CMS administrative actions against providers are a quieter part of the sweeping national enforcement action for alleged health fraud schemes related to the COVID-19 pandemic announced by the federal government April 20.[1] Administrative actions like payment suspensions and billing revocations should ring alarm bells because they happen much faster than civil and criminal cases and put a hold on a provider’s Medicare reimbursement without appeal rights, an attorney said.
At the same time, an April 21 Medicare Program Integrity Manual (PIM) update “further demonstrates CMS’s intention to act quickly in cases of suspected fraud,” said attorney Judy Waltz, with Foley & Lardner LLP in San Francisco.[2]

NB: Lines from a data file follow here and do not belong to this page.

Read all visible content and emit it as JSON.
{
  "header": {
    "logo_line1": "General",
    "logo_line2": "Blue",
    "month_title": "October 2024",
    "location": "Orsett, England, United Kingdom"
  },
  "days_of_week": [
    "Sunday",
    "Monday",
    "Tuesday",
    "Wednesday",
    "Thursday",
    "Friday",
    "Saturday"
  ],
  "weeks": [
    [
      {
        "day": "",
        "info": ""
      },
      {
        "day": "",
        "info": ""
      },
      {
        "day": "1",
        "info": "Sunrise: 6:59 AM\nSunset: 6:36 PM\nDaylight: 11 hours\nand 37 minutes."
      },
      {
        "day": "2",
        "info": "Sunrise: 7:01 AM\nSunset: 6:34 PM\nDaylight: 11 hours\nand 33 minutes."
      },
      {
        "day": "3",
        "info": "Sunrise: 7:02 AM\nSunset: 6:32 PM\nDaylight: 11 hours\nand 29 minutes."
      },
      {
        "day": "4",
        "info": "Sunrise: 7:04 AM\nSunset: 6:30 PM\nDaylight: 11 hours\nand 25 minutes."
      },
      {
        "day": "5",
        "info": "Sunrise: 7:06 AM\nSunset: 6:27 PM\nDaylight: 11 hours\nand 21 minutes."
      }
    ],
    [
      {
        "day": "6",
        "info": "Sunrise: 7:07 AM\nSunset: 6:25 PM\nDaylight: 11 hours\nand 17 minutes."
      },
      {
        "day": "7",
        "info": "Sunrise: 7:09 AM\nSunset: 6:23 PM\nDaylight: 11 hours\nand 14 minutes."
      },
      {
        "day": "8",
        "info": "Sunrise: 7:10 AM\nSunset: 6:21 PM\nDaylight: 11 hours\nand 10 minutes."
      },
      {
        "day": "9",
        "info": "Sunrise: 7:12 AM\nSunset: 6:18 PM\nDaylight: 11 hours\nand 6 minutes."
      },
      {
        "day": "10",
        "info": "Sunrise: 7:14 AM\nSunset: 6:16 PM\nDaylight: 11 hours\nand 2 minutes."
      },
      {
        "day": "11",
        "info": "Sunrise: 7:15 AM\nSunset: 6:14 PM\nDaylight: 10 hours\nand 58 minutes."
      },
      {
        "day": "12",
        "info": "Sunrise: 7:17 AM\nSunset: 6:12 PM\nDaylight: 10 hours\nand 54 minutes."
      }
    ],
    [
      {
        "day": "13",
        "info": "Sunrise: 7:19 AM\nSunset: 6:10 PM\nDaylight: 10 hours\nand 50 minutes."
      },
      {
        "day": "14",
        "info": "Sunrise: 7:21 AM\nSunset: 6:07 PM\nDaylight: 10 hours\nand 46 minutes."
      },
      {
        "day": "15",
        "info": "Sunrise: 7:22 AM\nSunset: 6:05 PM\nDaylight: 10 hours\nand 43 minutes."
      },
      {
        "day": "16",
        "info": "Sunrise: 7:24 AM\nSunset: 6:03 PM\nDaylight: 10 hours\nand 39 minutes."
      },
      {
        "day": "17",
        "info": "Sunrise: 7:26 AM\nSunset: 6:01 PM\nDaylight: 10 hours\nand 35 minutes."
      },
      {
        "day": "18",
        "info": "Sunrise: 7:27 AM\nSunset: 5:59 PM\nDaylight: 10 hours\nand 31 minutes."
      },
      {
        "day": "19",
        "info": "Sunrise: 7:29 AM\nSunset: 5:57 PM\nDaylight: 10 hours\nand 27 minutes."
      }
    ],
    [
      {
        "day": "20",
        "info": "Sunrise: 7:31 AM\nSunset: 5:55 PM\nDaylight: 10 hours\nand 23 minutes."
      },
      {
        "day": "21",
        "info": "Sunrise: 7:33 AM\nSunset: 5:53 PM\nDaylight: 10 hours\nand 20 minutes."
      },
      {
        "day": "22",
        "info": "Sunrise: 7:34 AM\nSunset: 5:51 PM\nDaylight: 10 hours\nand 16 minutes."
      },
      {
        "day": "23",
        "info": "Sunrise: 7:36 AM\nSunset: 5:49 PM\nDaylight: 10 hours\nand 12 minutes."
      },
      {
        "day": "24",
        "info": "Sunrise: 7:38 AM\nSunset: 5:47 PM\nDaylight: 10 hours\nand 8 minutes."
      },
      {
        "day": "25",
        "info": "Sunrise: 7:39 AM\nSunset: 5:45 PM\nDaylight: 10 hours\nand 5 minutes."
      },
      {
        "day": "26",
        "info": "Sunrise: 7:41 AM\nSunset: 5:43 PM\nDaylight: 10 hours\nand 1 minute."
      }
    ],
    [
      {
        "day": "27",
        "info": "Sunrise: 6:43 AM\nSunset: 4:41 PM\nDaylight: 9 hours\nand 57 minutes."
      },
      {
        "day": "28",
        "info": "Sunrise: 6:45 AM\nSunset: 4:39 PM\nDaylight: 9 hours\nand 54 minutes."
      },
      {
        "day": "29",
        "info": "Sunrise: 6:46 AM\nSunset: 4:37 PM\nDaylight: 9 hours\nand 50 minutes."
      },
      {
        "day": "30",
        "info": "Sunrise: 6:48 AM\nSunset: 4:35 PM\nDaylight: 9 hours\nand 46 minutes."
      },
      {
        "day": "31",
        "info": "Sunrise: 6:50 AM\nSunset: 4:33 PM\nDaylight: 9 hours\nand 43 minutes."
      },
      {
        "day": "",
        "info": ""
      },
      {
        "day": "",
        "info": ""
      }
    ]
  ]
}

The Department of Justice (DOJ) announced it has charged 21 people, including a cardiologist, nurse practitioner, hospital pharmacist, medical business owners and medical director of an urgent care center, in nine federal districts with various crimes that have a common theme: the specific fact patterns didn’t exist before the COVID-19 pandemic.[3] For example, Ron Elfenbein, M.D., an owner and medical director of Drs ERgent Care LLC, d/b/a First Call Medical Center and Chesapeake ERgent Care in Maryland, was indicted on three counts of health care fraud for submitting false claims to Medicare and other insurers, the U.S. Attorney’s Office for the District of Maryland said.[4] Elfenbein allegedly told employees of Drs ERgent Care to bill for moderately complex office visits (30 to 39 minutes long for established patients and 45 to 59 minutes for new patients) even though he knew that the visits were five minutes or less for some or all the COVID-19 testing patients.